12 Não me calarei a respeito dos seus membros, nem da relação das suas forças, nem da graça da sua compostura. 13 Quem descobriria a superfície da sua veste? Quem entrará entre as suas queixadas dobradas? 14 Quem abriria as portas do seu rosto?
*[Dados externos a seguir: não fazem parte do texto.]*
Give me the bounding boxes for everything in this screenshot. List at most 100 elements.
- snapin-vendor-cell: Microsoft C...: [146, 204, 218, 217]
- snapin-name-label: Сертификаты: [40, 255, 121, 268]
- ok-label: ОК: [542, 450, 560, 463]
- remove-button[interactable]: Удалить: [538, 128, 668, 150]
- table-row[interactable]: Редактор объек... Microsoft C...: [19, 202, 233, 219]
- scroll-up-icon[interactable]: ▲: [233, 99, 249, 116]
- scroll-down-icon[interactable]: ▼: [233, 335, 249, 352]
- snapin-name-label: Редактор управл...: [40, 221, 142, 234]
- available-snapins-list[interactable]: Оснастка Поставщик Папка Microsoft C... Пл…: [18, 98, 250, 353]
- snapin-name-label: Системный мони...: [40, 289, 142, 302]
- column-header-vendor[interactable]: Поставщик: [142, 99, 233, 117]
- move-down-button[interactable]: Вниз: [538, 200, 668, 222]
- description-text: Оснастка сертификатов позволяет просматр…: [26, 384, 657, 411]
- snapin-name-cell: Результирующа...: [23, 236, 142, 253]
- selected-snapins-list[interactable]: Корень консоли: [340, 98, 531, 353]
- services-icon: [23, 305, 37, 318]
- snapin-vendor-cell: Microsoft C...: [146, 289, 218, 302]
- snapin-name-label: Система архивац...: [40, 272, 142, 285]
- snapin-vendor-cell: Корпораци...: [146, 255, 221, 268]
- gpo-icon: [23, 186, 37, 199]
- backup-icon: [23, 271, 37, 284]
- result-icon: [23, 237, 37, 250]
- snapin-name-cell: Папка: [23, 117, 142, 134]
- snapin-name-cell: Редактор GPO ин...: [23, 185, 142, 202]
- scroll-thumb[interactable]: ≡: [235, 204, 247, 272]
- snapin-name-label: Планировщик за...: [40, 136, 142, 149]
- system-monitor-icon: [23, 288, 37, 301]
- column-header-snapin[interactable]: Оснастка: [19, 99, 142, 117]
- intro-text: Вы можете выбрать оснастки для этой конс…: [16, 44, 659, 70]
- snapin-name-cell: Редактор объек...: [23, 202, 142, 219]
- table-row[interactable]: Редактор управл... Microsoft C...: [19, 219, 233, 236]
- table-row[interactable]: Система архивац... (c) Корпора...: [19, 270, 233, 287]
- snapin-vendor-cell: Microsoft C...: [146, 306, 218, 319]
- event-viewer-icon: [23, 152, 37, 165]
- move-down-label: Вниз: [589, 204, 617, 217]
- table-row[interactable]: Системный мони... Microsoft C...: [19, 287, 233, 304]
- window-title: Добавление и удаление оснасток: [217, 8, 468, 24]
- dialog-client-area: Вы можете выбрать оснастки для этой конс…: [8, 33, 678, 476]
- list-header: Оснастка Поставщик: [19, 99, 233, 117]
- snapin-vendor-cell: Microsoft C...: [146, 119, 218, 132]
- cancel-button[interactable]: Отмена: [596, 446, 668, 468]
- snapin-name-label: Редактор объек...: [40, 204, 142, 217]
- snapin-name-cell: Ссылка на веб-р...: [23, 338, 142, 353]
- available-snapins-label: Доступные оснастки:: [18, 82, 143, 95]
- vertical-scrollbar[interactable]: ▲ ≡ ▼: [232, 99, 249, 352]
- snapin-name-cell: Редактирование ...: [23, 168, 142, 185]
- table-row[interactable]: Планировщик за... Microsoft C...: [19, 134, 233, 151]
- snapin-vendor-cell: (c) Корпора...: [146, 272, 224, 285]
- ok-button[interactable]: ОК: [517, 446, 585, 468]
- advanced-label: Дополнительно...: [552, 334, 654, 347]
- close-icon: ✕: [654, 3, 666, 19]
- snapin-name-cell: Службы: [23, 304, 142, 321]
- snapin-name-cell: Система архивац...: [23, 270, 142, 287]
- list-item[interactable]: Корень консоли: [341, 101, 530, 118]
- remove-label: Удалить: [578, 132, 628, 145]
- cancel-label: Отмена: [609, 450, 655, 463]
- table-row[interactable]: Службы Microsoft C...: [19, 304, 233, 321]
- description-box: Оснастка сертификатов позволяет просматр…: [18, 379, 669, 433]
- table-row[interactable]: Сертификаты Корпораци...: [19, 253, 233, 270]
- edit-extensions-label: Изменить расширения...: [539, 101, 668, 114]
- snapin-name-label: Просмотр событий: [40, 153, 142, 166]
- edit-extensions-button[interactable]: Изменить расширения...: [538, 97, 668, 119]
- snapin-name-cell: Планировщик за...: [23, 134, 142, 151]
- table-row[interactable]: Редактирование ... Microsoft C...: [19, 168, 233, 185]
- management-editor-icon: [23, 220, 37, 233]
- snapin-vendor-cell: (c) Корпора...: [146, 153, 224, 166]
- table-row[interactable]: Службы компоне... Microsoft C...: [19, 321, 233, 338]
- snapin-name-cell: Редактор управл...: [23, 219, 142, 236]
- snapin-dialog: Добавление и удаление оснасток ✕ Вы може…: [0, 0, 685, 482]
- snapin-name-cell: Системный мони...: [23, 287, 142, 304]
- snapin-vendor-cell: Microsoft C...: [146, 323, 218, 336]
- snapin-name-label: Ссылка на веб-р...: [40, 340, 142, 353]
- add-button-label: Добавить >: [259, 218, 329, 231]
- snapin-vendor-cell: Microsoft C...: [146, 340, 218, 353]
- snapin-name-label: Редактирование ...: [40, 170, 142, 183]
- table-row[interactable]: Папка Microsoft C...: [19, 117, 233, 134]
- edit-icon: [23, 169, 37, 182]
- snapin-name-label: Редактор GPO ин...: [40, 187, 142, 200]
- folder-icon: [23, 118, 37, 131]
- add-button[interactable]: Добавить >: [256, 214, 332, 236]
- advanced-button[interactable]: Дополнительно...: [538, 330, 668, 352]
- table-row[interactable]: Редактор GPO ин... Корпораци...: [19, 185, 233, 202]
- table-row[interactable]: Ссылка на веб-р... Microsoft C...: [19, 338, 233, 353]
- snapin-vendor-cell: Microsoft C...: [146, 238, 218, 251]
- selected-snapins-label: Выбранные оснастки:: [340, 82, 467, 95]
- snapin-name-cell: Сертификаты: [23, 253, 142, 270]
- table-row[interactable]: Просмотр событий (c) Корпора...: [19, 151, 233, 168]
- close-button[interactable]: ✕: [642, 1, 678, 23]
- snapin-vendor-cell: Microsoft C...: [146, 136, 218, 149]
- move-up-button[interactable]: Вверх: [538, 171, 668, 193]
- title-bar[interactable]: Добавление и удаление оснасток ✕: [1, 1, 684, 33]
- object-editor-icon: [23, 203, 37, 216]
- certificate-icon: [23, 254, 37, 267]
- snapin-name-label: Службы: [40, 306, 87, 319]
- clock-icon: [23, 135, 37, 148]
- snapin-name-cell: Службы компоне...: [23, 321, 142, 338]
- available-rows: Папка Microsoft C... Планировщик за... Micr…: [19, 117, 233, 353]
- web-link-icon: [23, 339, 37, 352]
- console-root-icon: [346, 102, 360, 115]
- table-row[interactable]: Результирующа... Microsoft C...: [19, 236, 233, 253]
Pois em roda dos seus dentes está o terror. 15 As suas fortes escamas são excelentíssimas, cada uma fechada como com selo apertado. 16 Uma à outra se chega tão perto, que nem um assopro passa por entre elas. 17 Umas às outras se ligam; tanto aderem entre si, que não se podem separar. 18 Cada um dos seus espirros faz resplandecer a luz, e os seus olhos são como as pestanas da alva. 19 Da sua boca saem tochas; faíscas de fogo saltam dela. 20 Do seu nariz procede fumaça, como de uma panela fervente, ou de uma grande caldeira. 21 O seu hálito faz acender os carvões; e da sua boca sai chama. 22 No seu pescoço pousa a força; perante ele, até a tristeza salta de prazer. 23 Os músculos da sua carne estão pegados entre si; cada um está firme nele, e nenhum se move. 24 O seu coração é firme como uma pedra e firme como a mó de baixo. 25 Levantando-se ele, tremem os valentes; em razão dos seus abalos, ficam fora de si. 26 Se alguém lhe tocar com a espada, essa não poderá penetrar, nem lança, dardo ou flecha. 27 Ele reputa o ferro palha, e o cobre, pau podre. 28 A seta o não fará fugir; as pedras das fundas se lhe tornam em restolho. 29 As pedras atiradas são para ele como arestas, e ri-se do brandir da lança. 30 Debaixo de si tem conchas pontiagudas; estende-se sobre coisas pontiagudas como na lama. 31 As profundezas faz ferver, como uma panela; torna o mar como quando os unguentos fervem. 32 Após ele alumia o caminho; parece o abismo tornado em brancura de cãs. 33 Na terra, não há coisa que se lhe possa comparar, pois foi feito para estar sem pavor. 34 Todo o alto vê; é rei sobre todos os filhos de animais altivos.